チーズなどアナトー色素が使用されている商品の例

アナトー色素は肉や魚などの生鮮食品には使用制限が設けられていますが、加工したものであれば特に制限はなく、さまざまな食品に使用されています。いくつかアナトー色素が使用されている食品を挙げてみます。

・ハムやソーセージなどの食肉加工品
・マーガリン
・チーズ
・煮だこ
・エビ
・煎餅などの焼き菓子
・アイス
・焼肉のタレ
・パン粉
・キムチ


アナトー色素はタンパク質と結合すると赤く変化するため、エビを使用した煎餅などに多く使われています。特に使用制限にあたらない食品は、アナトー色素のような食品添加物を多く入れられることになるので、味や価格を変えずに色をつけられ企業としてはコストダウンを狙えます。

また、アナトー色素を加えることで発色が鮮やかになり見栄えが良くなるため、売り上げの向上には使いやすい食品添加物でしょう。例えば抹茶アイスなどは専門店で抹茶をふんだんに使用したアイスは高額です。しかしスーパーで販売されている抹茶アイスは、アナトー色素を初めさまざまな食品添加物を加えているため美味しそうに見え、安く購入できます。
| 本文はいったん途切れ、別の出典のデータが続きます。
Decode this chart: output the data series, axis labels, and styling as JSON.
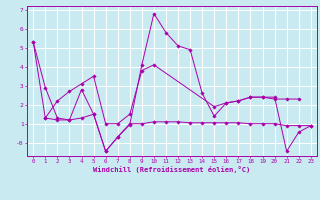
{
  "background_color": "#c8eaf0",
  "grid_color": "#ffffff",
  "line_color": "#aa00aa",
  "xlabel": "Windchill (Refroidissement éolien,°C)",
  "xlim": [
    -0.5,
    23.5
  ],
  "ylim": [
    -0.7,
    7.2
  ],
  "yticks": [
    0,
    1,
    2,
    3,
    4,
    5,
    6,
    7
  ],
  "ytick_labels": [
    "-0",
    "1",
    "2",
    "3",
    "4",
    "5",
    "6",
    "7"
  ],
  "xticks": [
    0,
    1,
    2,
    3,
    4,
    5,
    6,
    7,
    8,
    9,
    10,
    11,
    12,
    13,
    14,
    15,
    16,
    17,
    18,
    19,
    20,
    21,
    22,
    23
  ],
  "series": [
    {
      "x": [
        0,
        1,
        2,
        3,
        4,
        5,
        6,
        7,
        8,
        9,
        10,
        11,
        12,
        13,
        14,
        15,
        16,
        17,
        18,
        19,
        20,
        21,
        22,
        23
      ],
      "y": [
        5.3,
        1.3,
        1.2,
        1.2,
        1.3,
        1.5,
        -0.45,
        0.3,
        1.0,
        1.0,
        1.1,
        1.1,
        1.1,
        1.05,
        1.05,
        1.05,
        1.05,
        1.05,
        1.0,
        1.0,
        1.0,
        0.9,
        0.9,
        0.9
      ]
    },
    {
      "x": [
        0,
        1,
        2,
        3,
        4,
        5,
        6,
        7,
        8,
        9,
        10,
        11,
        12,
        13,
        14,
        15,
        16,
        17,
        18,
        19,
        20,
        21,
        22,
        23
      ],
      "y": [
        5.3,
        2.9,
        1.3,
        1.2,
        2.8,
        1.5,
        -0.45,
        0.3,
        0.95,
        4.1,
        6.8,
        5.8,
        5.1,
        4.9,
        2.6,
        1.4,
        2.1,
        2.2,
        2.4,
        2.4,
        2.4,
        -0.45,
        0.55,
        0.9
      ]
    },
    {
      "x": [
        1,
        2,
        3,
        4,
        5,
        6,
        7,
        8,
        9,
        10,
        15,
        16,
        17,
        18,
        19,
        20,
        21,
        22
      ],
      "y": [
        1.3,
        2.2,
        2.7,
        3.1,
        3.5,
        1.0,
        1.0,
        1.5,
        3.8,
        4.1,
        1.9,
        2.1,
        2.2,
        2.4,
        2.4,
        2.3,
        2.3,
        2.3
      ]
    }
  ]
}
しかし、アイスに食品添加物や着色料を加えるのには突然変異原性の危険性があるため多くの疑問が挙がっており、健康への影響が懸念されています。

アナトー色素の危険性は?毒性はない?

アナトー色素には国が決める使用基準があるものの、使用制限のないものは最大料の制限がありません。天然着色料とはいえ、毒性はないのでしょうか。アナトー色素の毒性や健康への影響について詳しく見てみましょう。

アナトー色素に水銀が含まれている事件が過去にあった

アナトー色素を始め、食品添加物に関しては安全面で昔からさまざまな心配や議論がなされてきました。2009年にはアナトー色素に水銀が含まれているという報道がなされ、大きく注目されています。原因は南米などのベニノキが栽培されている地域が経済の開発によって汚染され、ベニノキも水銀によって汚染されたことでした。

実際に東京の研究所が検査を行ったところ、1製品から水銀が0.04ug/g検出され、その後からは安全性を確認しながら使用しているのが現状です。水銀は脂溶性で毒性があり、神経細胞に障害を及ぼします。特に妊婦の体に入ると胎児に影響を及ぼすので、心配ならアナトー色素以外にも食品添加物を含んでいない食品を食べた方が無難でしょう。